Il est temps pour elle de contribuer à d’autres lendemains en
rompant avec des peines d’exception et en œuvrant, comme pour tout détenu, à
la réinsertion sociale de ces deux hommes."
Communiqué :
"L’Ora di u Ritornu et la Ligue des Droits de l’Homme de Corse remercient les femmes et les hommes ainsi que les partis et mouvements politiques (Voir plus grand, Andà per dumane, la voie de l’avenir – A strada di l’avvene, PNC, Corsica Libera, Femu a Corsica, Pattriotti, Core in fronte, Manca Naziunale) qui ont apporté leur soutien à Pierre ALESSANDRI et Alain FERRANDI lors de la conférence de presse qui s’est tenue le 27 juin devant la Collectivité de Corse. La rencontre qui s’en est suivie avec les présidents de groupes, le président de l’Assemblée de Corse et le président de l’Exécutif a permis de déboucher sur un consensus autour de deux idées fortes : le respect des règles de droit qui ne doivent souffrir aucune exception ni donner lieu à aucune discrimination.

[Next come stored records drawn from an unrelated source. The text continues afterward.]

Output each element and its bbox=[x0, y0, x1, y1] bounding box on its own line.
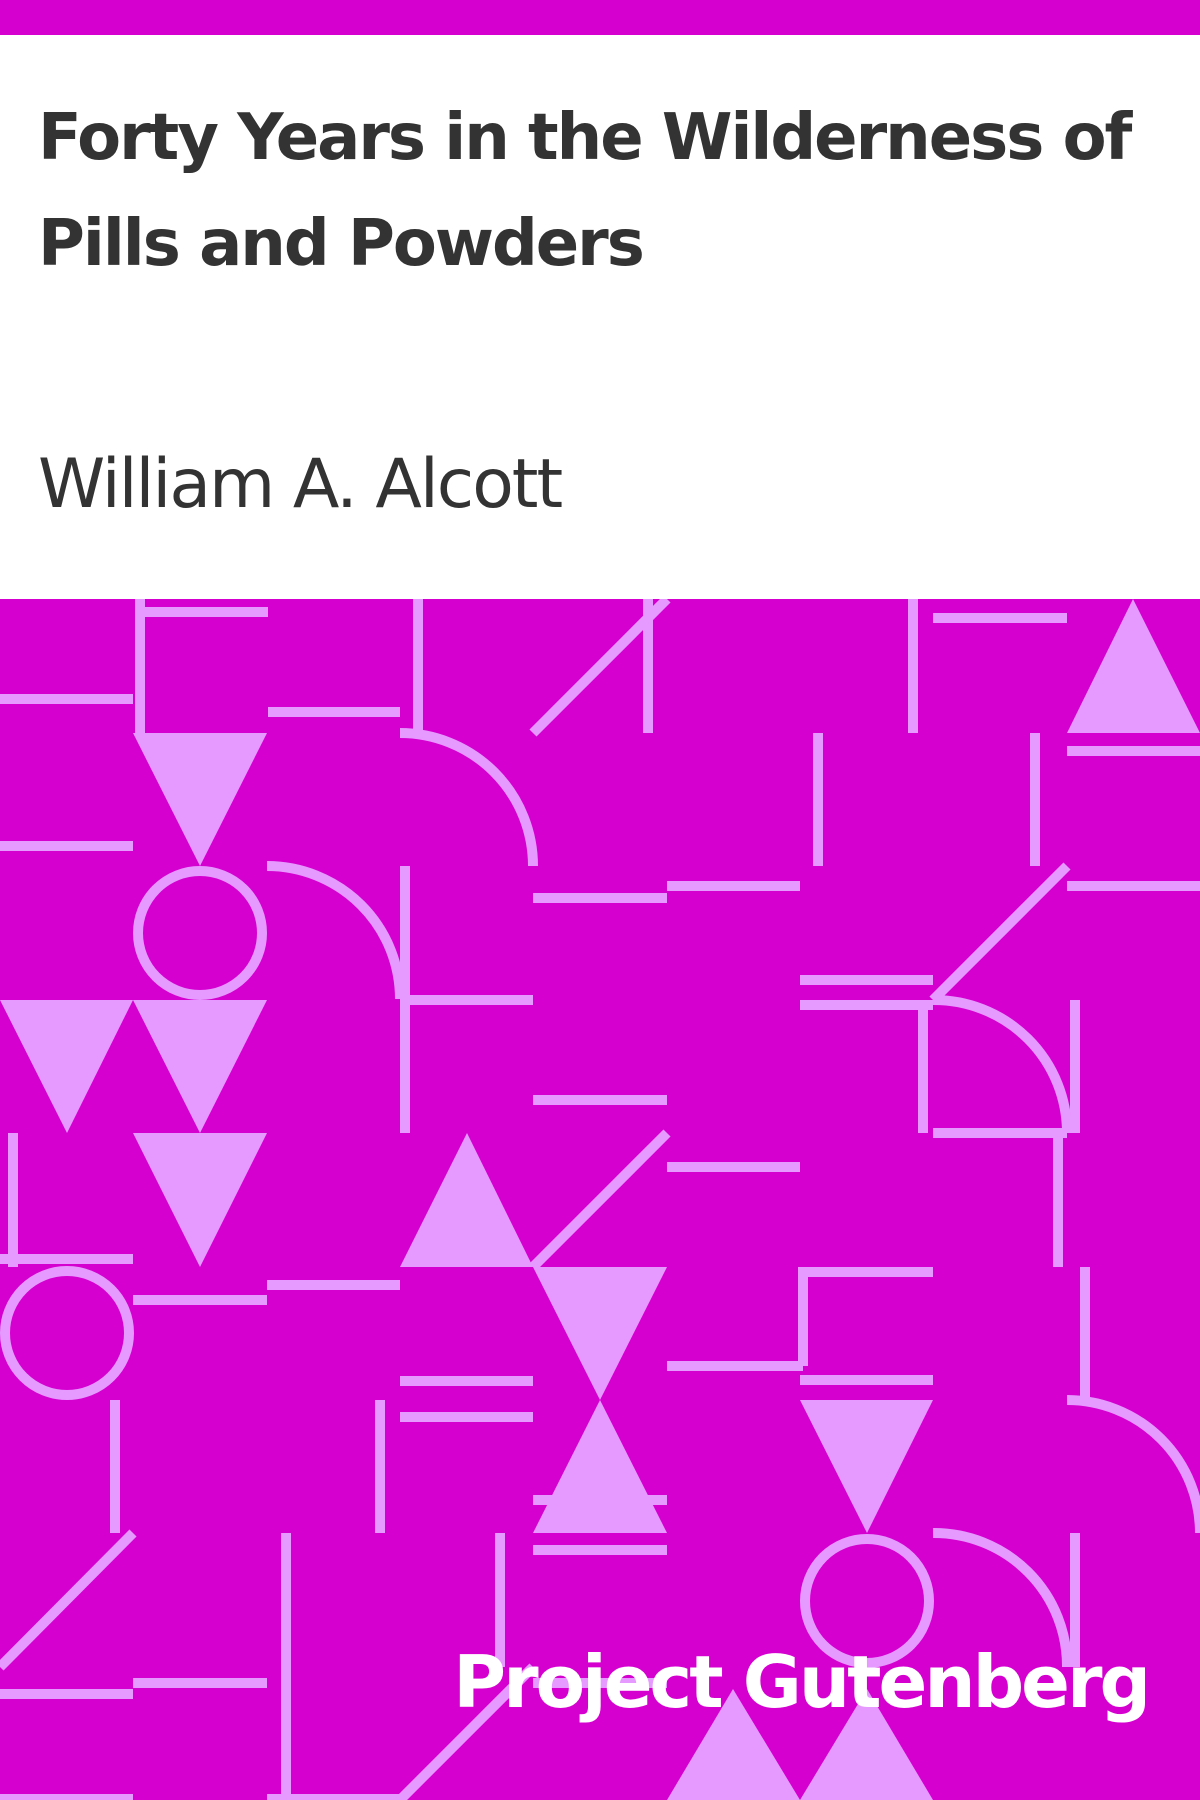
geometric-pattern bbox=[0, 599, 1200, 1800]
publisher-name: Project Gutenberg bbox=[453, 1640, 1151, 1724]
book-title: Forty Years in the Wilderness of Pills a… bbox=[38, 101, 1132, 281]
geometric-pattern-icon bbox=[0, 599, 1200, 1800]
top-accent-bar bbox=[0, 0, 1200, 35]
book-author: William A. Alcott bbox=[38, 445, 563, 524]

La prise en compte de l’intégrité humaine, intellectuelle et morale quel que soit le motif à l’origine d’une condamnation. Une motion de soutien large et unanime doit être débattue et votée au cours de cette dernière session avant l’été. Elle reprend les grands principes évoqués par le collectif et la ligue des droits de l’Homme à savoir : levée des DPS, rapprochement en Corse et mise en place d’un projet de réinsertion adapté et en cohérence avec les motivations de Pierre et Alain. L’Ora di U Ritornu et la Ligue des Droits de l’Homme appellent à étendre la mobilisation en participant le 14 juillet prochain, devant les portes du pénitencier de CASABIANDA, à un rassemblement le plus large possible de manière à exprimer notre détermination et notre volonté collective à trouver une solution juste, équitable et respectueuse de l’intégrité humaine."